Ein kurzer Blick zurück in die Geschichte zeigt, dass sich Politik an gesellschaftliche Entwicklungen anpasst. Wo zuerst ausschliesslich Adeligen das Wahlrecht zustand, besassen die restlichen Bürger*innen durch Schulden beinahe keinerlei politische Rechte. Nach Unruhen wurden daraufhin Gesetze erlassen und die Bürger*innen von den Schulden befreit, um politische Mitsprache zu ermöglichen. Der Anfang der modernen Demokratie ist geprägt von der Einführung der Gewaltenteilung, was den Weg für Parteien ebnete, wie wir sie heute kennen.
Die Gesellschaft ist der wichtigste Koalitionspartner
Die Gesellschaft gestaltet unser Leben und die Politik also aktiv mit. Auch in der heutigen Zeit sind viele wichtige politische Veränderungen aus der Gesellschaft heraus entstanden, als Beispiel die Frauenrechtsbewegungen oder die rechtliche Gleichstellung gleichgeschlechtlicher Paare.
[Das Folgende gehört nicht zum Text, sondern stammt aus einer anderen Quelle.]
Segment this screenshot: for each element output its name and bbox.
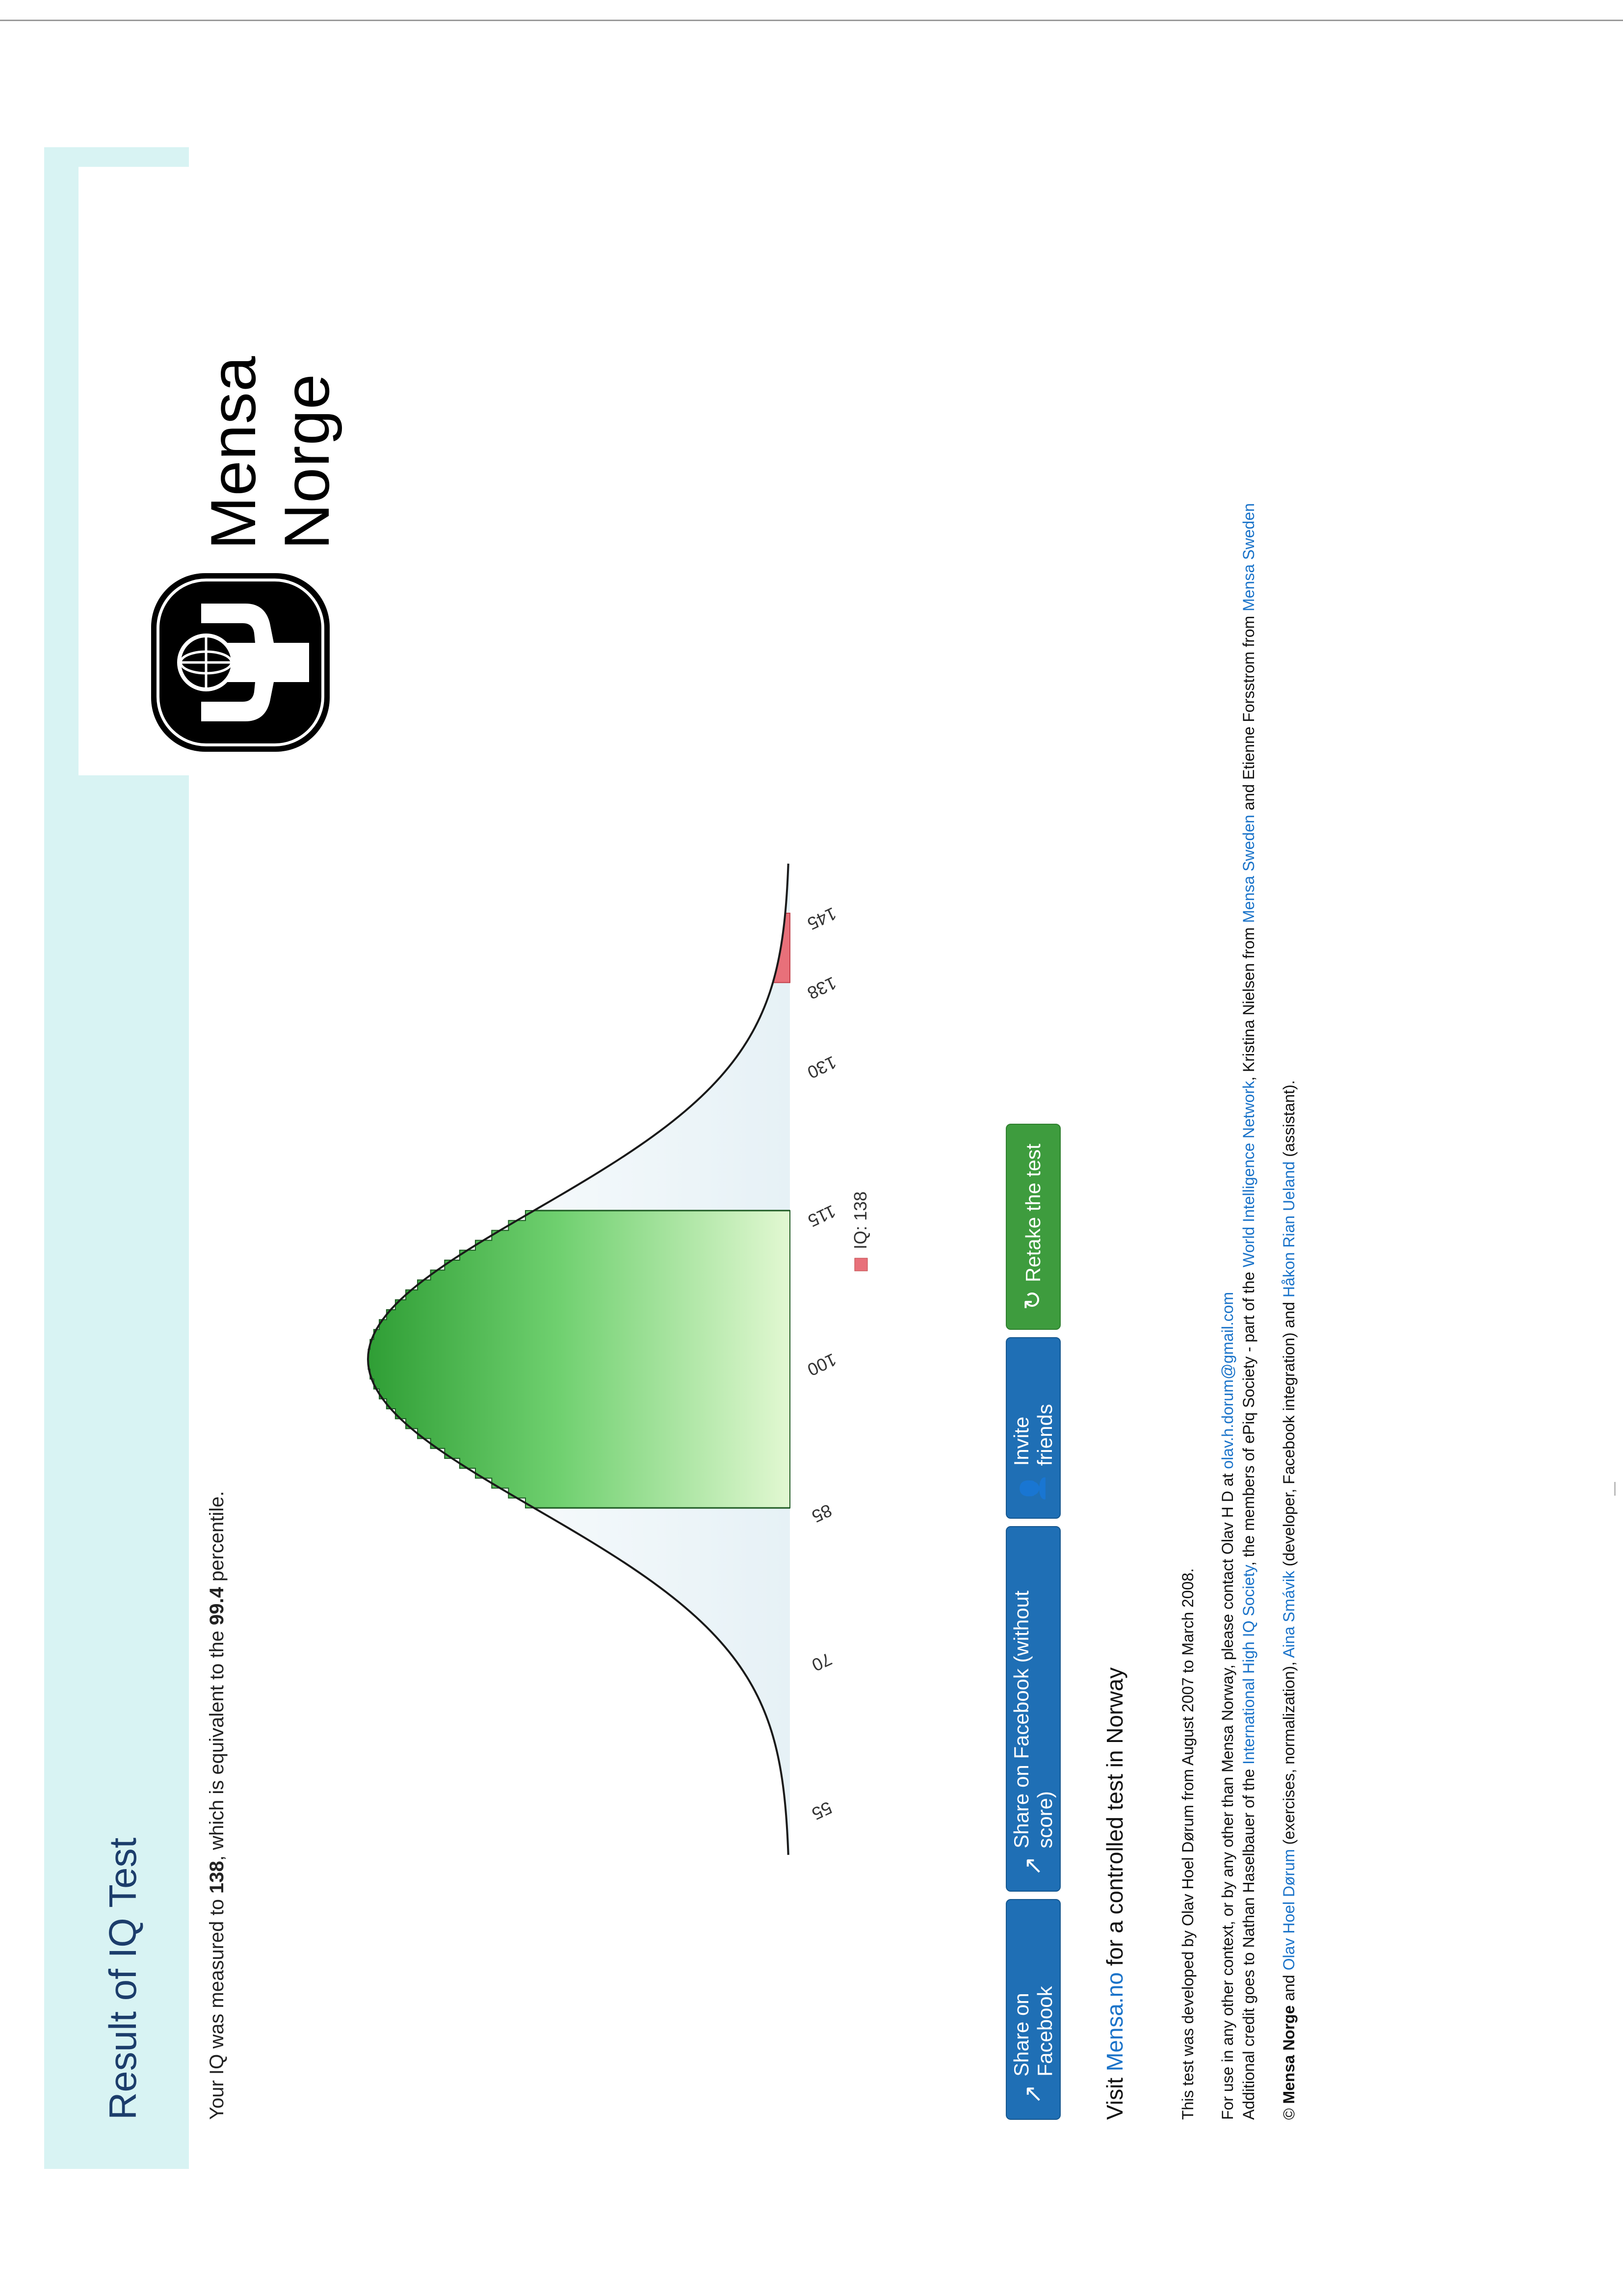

Politisches Mitspracherecht der Bevölkerung in einer Demokratie ist kein Zugeständnis oder Privileg, sondern ein Recht. Doch reicht es ausschliesslich alle paar Jahre ein Kreuz zu machen, um Parteien zu wählen, die die Interessen der Bevölkerung vertreten und Entscheidungen für eben diese treffen? Es stellt sich die Frage, wie sich die „Koalition“ von Gesellschaft und Parteien weiterentwickeln kann.
Wie repräsentativ ist repräsentative Demokratie eigentlich?
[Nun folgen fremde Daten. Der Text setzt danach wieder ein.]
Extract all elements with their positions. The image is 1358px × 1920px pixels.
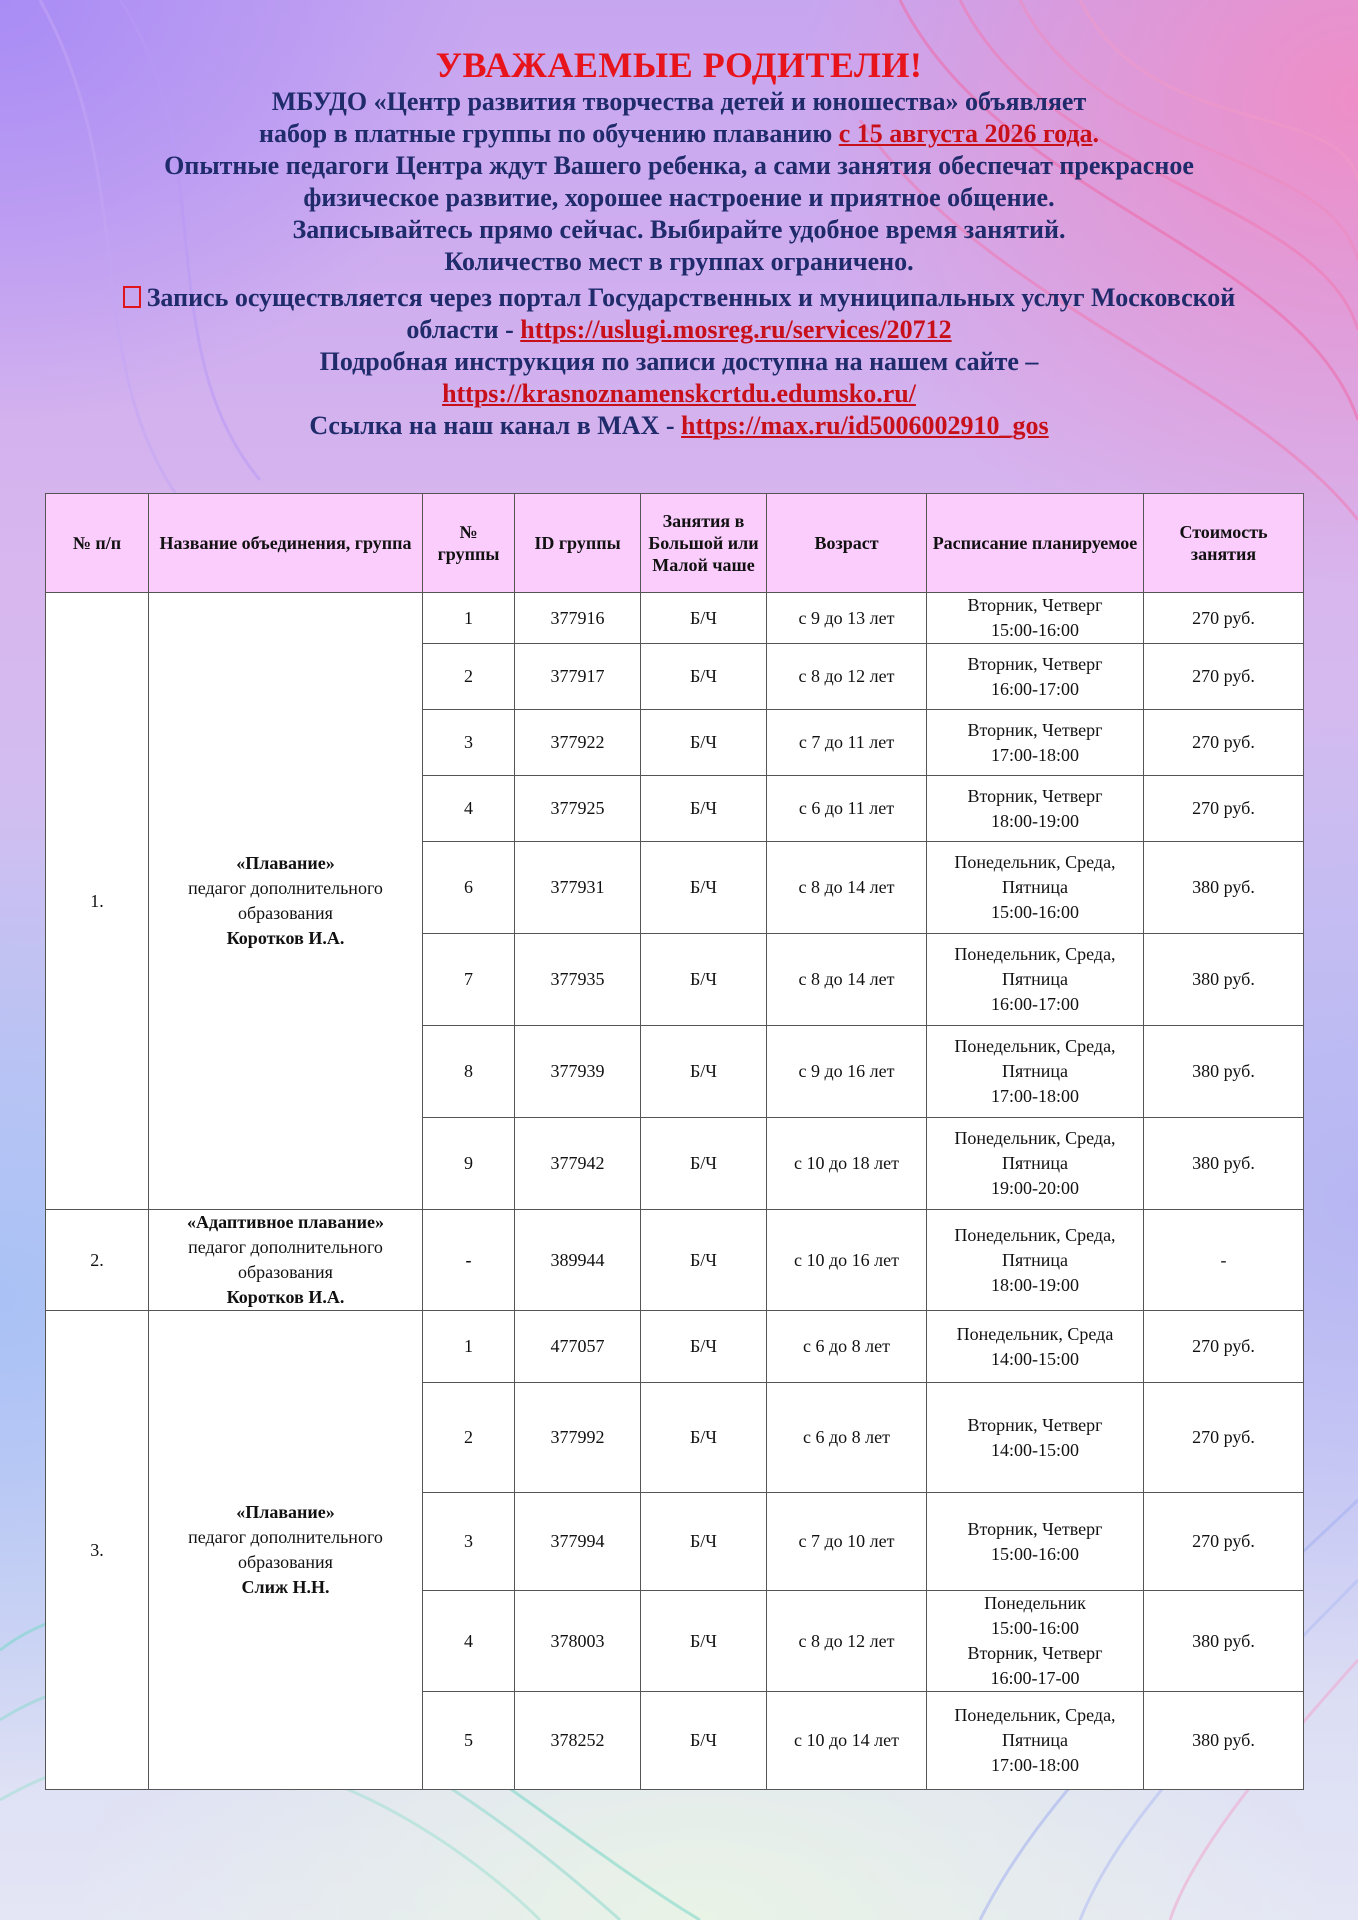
schedule-line: Вторник, Четверг — [967, 1643, 1103, 1663]
section-number: 1. — [46, 593, 149, 1210]
section-number: 2. — [46, 1210, 149, 1311]
schedule-line: Понедельник, Среда, — [954, 1705, 1116, 1725]
pool-type: Б/Ч — [641, 842, 767, 934]
schedule-cell — [927, 1026, 1144, 1118]
schedule-cell — [927, 1383, 1144, 1493]
schedule-line: 15:00-16:00 — [991, 620, 1079, 640]
group-id: 477057 — [515, 1311, 641, 1383]
teacher-role: педагог дополнительного образования — [188, 1237, 383, 1282]
announcement-text: Ссылка на наш канал в МАХ - — [309, 411, 682, 440]
schedule-cell — [927, 842, 1144, 934]
price: 270 руб. — [1144, 710, 1304, 776]
group-id: 377917 — [515, 644, 641, 710]
teacher-role: педагог дополнительного образования — [188, 1527, 383, 1572]
age-range: с 7 до 10 лет — [767, 1493, 927, 1591]
schedule-line: Понедельник, Среда, — [954, 1036, 1116, 1056]
missing-glyph-icon — [123, 286, 141, 308]
schedule-line: 14:00-15:00 — [991, 1439, 1079, 1460]
announcement-line — [0, 410, 1358, 442]
price: 270 руб. — [1144, 1383, 1304, 1493]
schedule-line: Пятница — [1001, 1730, 1069, 1750]
group-id: 377922 — [515, 710, 641, 776]
group-id: 389944 — [515, 1210, 641, 1311]
table-header-row — [46, 494, 1304, 593]
schedule-cell — [927, 1210, 1144, 1311]
pool-type: Б/Ч — [641, 1692, 767, 1790]
group-number: 2 — [423, 644, 515, 710]
header-group-no: № группы — [423, 494, 515, 593]
price: 270 руб. — [1144, 1493, 1304, 1591]
association-title: «Плавание» — [236, 853, 335, 873]
schedule-cell — [927, 1493, 1144, 1591]
header-num: № п/п — [46, 494, 149, 593]
pool-type: Б/Ч — [641, 1591, 767, 1692]
announcement-header — [0, 44, 1358, 442]
pool-type: Б/Ч — [641, 1493, 767, 1591]
announcement-text: набор в платные группы по обучению плаванию — [258, 119, 839, 148]
header-name: Название объединения, группа — [149, 494, 423, 593]
schedule-cell — [927, 1692, 1144, 1790]
header-age: Возраст — [767, 494, 927, 593]
header-schedule: Расписание планируемое — [927, 494, 1144, 593]
schedule-line: 17:00-18:00 — [991, 1755, 1079, 1775]
group-id: 377935 — [515, 934, 641, 1026]
group-id: 377942 — [515, 1118, 641, 1210]
start-date: с 15 августа 2026 года — [838, 119, 1093, 148]
price: 270 руб. — [1144, 776, 1304, 842]
pool-type: Б/Ч — [641, 1118, 767, 1210]
pool-type: Б/Ч — [641, 776, 767, 842]
schedule-line: Вторник, Четверг — [967, 1414, 1103, 1435]
schedule-line: Понедельник, Среда — [956, 1323, 1114, 1344]
schedule-line: Пятница — [1001, 1153, 1069, 1173]
group-id: 378003 — [515, 1591, 641, 1692]
association-name — [149, 593, 423, 1210]
schedule-line: 18:00-19:00 — [991, 1274, 1079, 1295]
header-pool: Занятия в Большой или Малой чаше — [641, 494, 767, 593]
group-number: 7 — [423, 934, 515, 1026]
schedule-line: 15:00-16:00 — [991, 1618, 1079, 1638]
schedule-line: 15:00-16:00 — [991, 1543, 1079, 1564]
schedule-line: Понедельник — [984, 1593, 1086, 1613]
schedule-line: Понедельник, Среда, — [954, 944, 1116, 964]
pool-type: Б/Ч — [641, 1026, 767, 1118]
schedule-cell — [927, 776, 1144, 842]
age-range: с 10 до 14 лет — [767, 1692, 927, 1790]
table-body — [46, 593, 1304, 1790]
pool-type: Б/Ч — [641, 934, 767, 1026]
schedule-line: 16:00-17-00 — [990, 1668, 1080, 1688]
table-row — [46, 593, 1304, 644]
age-range: с 6 до 8 лет — [767, 1311, 927, 1383]
schedule-line: Пятница — [1001, 1249, 1069, 1270]
pool-type: Б/Ч — [641, 644, 767, 710]
schedule-cell — [927, 934, 1144, 1026]
table-row — [46, 1210, 1304, 1311]
announcement-line: Количество мест в группах ограничено. — [444, 247, 914, 276]
schedule-cell — [927, 1591, 1144, 1692]
group-id: 377931 — [515, 842, 641, 934]
schedule-line: 15:00-16:00 — [991, 902, 1079, 922]
price: 380 руб. — [1144, 1591, 1304, 1692]
age-range: с 10 до 16 лет — [767, 1210, 927, 1311]
portal-link[interactable]: https://uslugi.mosreg.ru/services/20712 — [520, 315, 952, 344]
price: 380 руб. — [1144, 934, 1304, 1026]
group-number: 1 — [423, 1311, 515, 1383]
age-range: с 10 до 18 лет — [767, 1118, 927, 1210]
announcement-line — [0, 282, 1358, 314]
association-title: «Адаптивное плавание» — [187, 1212, 384, 1232]
announcement-line — [0, 314, 1358, 346]
announcement-text: Запись осуществляется через портал Государственных и муниципальных услуг Московской — [146, 283, 1236, 312]
schedule-line: Понедельник, Среда, — [954, 1224, 1116, 1245]
price: 380 руб. — [1144, 1118, 1304, 1210]
price: - — [1144, 1210, 1304, 1311]
announcement-line: физическое развитие, хорошее настроение и приятное общение. — [303, 183, 1055, 212]
association-name — [149, 1311, 423, 1790]
age-range: с 8 до 12 лет — [767, 644, 927, 710]
age-range: с 9 до 16 лет — [767, 1026, 927, 1118]
schedule-line: Вторник, Четверг — [967, 653, 1103, 674]
group-number: 5 — [423, 1692, 515, 1790]
schedule-line: 17:00-18:00 — [991, 1086, 1079, 1106]
group-number: 3 — [423, 1493, 515, 1591]
price: 380 руб. — [1144, 842, 1304, 934]
schedule-line: Вторник, Четверг — [967, 1518, 1103, 1539]
group-id: 377994 — [515, 1493, 641, 1591]
schedule-cell — [927, 710, 1144, 776]
site-link[interactable]: https://krasnoznamenskcrtdu.edumsko.ru/ — [442, 379, 916, 408]
schedule-line: 16:00-17:00 — [991, 678, 1079, 699]
group-number: 1 — [423, 593, 515, 644]
age-range: с 8 до 14 лет — [767, 842, 927, 934]
group-id: 378252 — [515, 1692, 641, 1790]
age-range: с 6 до 8 лет — [767, 1383, 927, 1493]
header-group-id: ID группы — [515, 494, 641, 593]
pool-type: Б/Ч — [641, 1383, 767, 1493]
group-number: 6 — [423, 842, 515, 934]
group-number: 2 — [423, 1383, 515, 1493]
pool-type: Б/Ч — [641, 1311, 767, 1383]
price: 270 руб. — [1144, 1311, 1304, 1383]
announcement-text: области - — [406, 315, 521, 344]
group-id: 377925 — [515, 776, 641, 842]
schedule-line: 16:00-17:00 — [991, 994, 1079, 1014]
section-number: 3. — [46, 1311, 149, 1790]
schedule-line: 18:00-19:00 — [991, 810, 1079, 831]
schedule-line: Понедельник, Среда, — [954, 1128, 1116, 1148]
teacher-role: педагог дополнительного образования — [188, 878, 383, 923]
price: 270 руб. — [1144, 644, 1304, 710]
age-range: с 9 до 13 лет — [767, 593, 927, 644]
schedule-cell — [927, 1118, 1144, 1210]
schedule-line: 14:00-15:00 — [991, 1348, 1079, 1369]
age-range: с 8 до 14 лет — [767, 934, 927, 1026]
schedule-line: Пятница — [1001, 1061, 1069, 1081]
age-range: с 8 до 12 лет — [767, 1591, 927, 1692]
announcement-text: . — [1092, 119, 1100, 148]
group-number: 4 — [423, 1591, 515, 1692]
age-range: с 6 до 11 лет — [767, 776, 927, 842]
schedule-line: Вторник, Четверг — [967, 719, 1103, 740]
schedule-line: 17:00-18:00 — [991, 744, 1079, 765]
schedule-line: Вторник, Четверг — [967, 785, 1103, 806]
age-range: с 7 до 11 лет — [767, 710, 927, 776]
price: 380 руб. — [1144, 1692, 1304, 1790]
schedule-cell — [927, 644, 1144, 710]
teacher-name: Коротков И.А. — [226, 1287, 345, 1307]
group-number: 4 — [423, 776, 515, 842]
teacher-name: Слиж Н.Н. — [241, 1577, 330, 1597]
announcement-line: Подробная инструкция по записи доступна на нашем сайте – — [319, 347, 1039, 376]
max-channel-link[interactable]: https://max.ru/id5006002910_gos — [681, 411, 1049, 440]
schedule-line: Пятница — [1001, 969, 1069, 989]
price: 270 руб. — [1144, 593, 1304, 644]
table-row — [46, 1311, 1304, 1383]
announcement-line: МБУДО «Центр развития творчества детей и юношества» объявляет — [271, 87, 1087, 116]
schedule-cell — [927, 1311, 1144, 1383]
schedule-table — [45, 493, 1304, 1790]
schedule-line: 19:00-20:00 — [991, 1178, 1079, 1198]
pool-type: Б/Ч — [641, 710, 767, 776]
price: 380 руб. — [1144, 1026, 1304, 1118]
page-title: УВАЖАЕМЫЕ РОДИТЕЛИ! — [435, 45, 923, 85]
group-number: 8 — [423, 1026, 515, 1118]
group-number: 9 — [423, 1118, 515, 1210]
pool-type: Б/Ч — [641, 593, 767, 644]
schedule-line: Пятница — [1001, 877, 1069, 897]
schedule-line: Вторник, Четверг — [967, 595, 1103, 615]
association-name — [149, 1210, 423, 1311]
teacher-name: Коротков И.А. — [226, 928, 345, 948]
header-price: Стоимость занятия — [1144, 494, 1304, 593]
announcement-line — [0, 378, 1358, 410]
group-number: - — [423, 1210, 515, 1311]
group-id: 377916 — [515, 593, 641, 644]
group-id: 377992 — [515, 1383, 641, 1493]
group-id: 377939 — [515, 1026, 641, 1118]
announcement-line: Записывайтесь прямо сейчас. Выбирайте удобное время занятий. — [292, 215, 1066, 244]
association-title: «Плавание» — [236, 1502, 335, 1522]
pool-type: Б/Ч — [641, 1210, 767, 1311]
announcement-line — [0, 118, 1358, 150]
schedule-line: Понедельник, Среда, — [954, 852, 1116, 872]
group-number: 3 — [423, 710, 515, 776]
announcement-line: Опытные педагоги Центра ждут Вашего ребенка, а сами занятия обеспечат прекрасное — [164, 151, 1194, 180]
schedule-cell — [927, 593, 1144, 644]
Aktuell werden Parteien gewählt, damit sie die unterschiedlichen Interessen der Bevölkerung vertreten sollen. Doch wie repräsentativ ist eine Partei, die nicht den Anliegen ihrer Wählerinnen und Wähler Rechnung trägt, sondern die eigenen parteipolitischen Interessen in den Vordergrund stellt und diese ohne Absprache mit der Bevölkerung umsetzt? Ein einmaliges Kreuz auf einer Wahlkarte sollte nicht als bedingungsloses Abnicken aller möglichen Vorhaben betrachtet werden. Die Aufrechterhaltung bestehender Machtverhältnisse scheint für die meisten Parteien oberstes Gebot zu sein. Doch immer mehr Menschen verstehen, dass mit ihnen Politik gemacht wird und nicht für sie. Parteien müssen daher einen neuen Zugang finden, der der Gesellschaft mehr politisches Mitspracherecht ermöglicht.
Wegweiser für die „Koalition“ von Gesellschaft und Parteien im 21. Jahrhundert
Das Fürstentum Liechtenstein und die Schweiz beispielsweise ermöglichen seiner Bevölkerung erweiterten politischen Einfluss – es gibt direktdemokratische Verfahren, Initiativen können in das Parlament gebracht werden, Volksabstimmungen und Referenda ermöglichen aktive politische Mitbestimmung. Neben dem Fürsten von Liechtenstein ist das Volk Träger der Souveränität, in der Schweiz erfüllt allein die Bevölkerung diese souveräne Funktion und hat die Möglichkeit, in Sachfragen abschliessend entscheiden zu können, diese Entscheidungen spielen eine tragende Rolle bei der Beschliessung von Gesetzen. Aktuell konnte die Schweizer Bevölkerung zum einen darüber abstimmen, ob die Finanzierung von Kriegsmaterialproduzenten verboten werden soll und zum anderen, ob und wieweit Konzerne verpflichtet sind Menschenrechte und umweltschonende Standards einzuhalten und wie die Haftung aussehen soll. Auch wenn mehr politischer Einfluss mehr Verantwortung bedeutet, ist die Möglichkeit, durch politisches Mitspracherecht aktiv eine friedvollere und nachhaltigere Gesellschaft mitzugestalten, wertvoll. Viele Menschen sind bereit, auch ausserhalb der Schweiz und Liechtensteins diese Verantwortung zu übernehmen.
Sehr interessant! Spannend finde ich auch, ob es Menschenpflichten geben sollte, für jene, die Menschenrechte einfordern. Wurde unlängst recht kompakt in einem Buch von Karl Stickler diskutiert.
LG Nathalie
Spannender Beitrag! Wichtig wäre zu überlegen, ob das Stimm- und Wahlrecht nicht mehr an die Nationalität geknüpft werden soll, sondern ans Wohnsitzprinzip.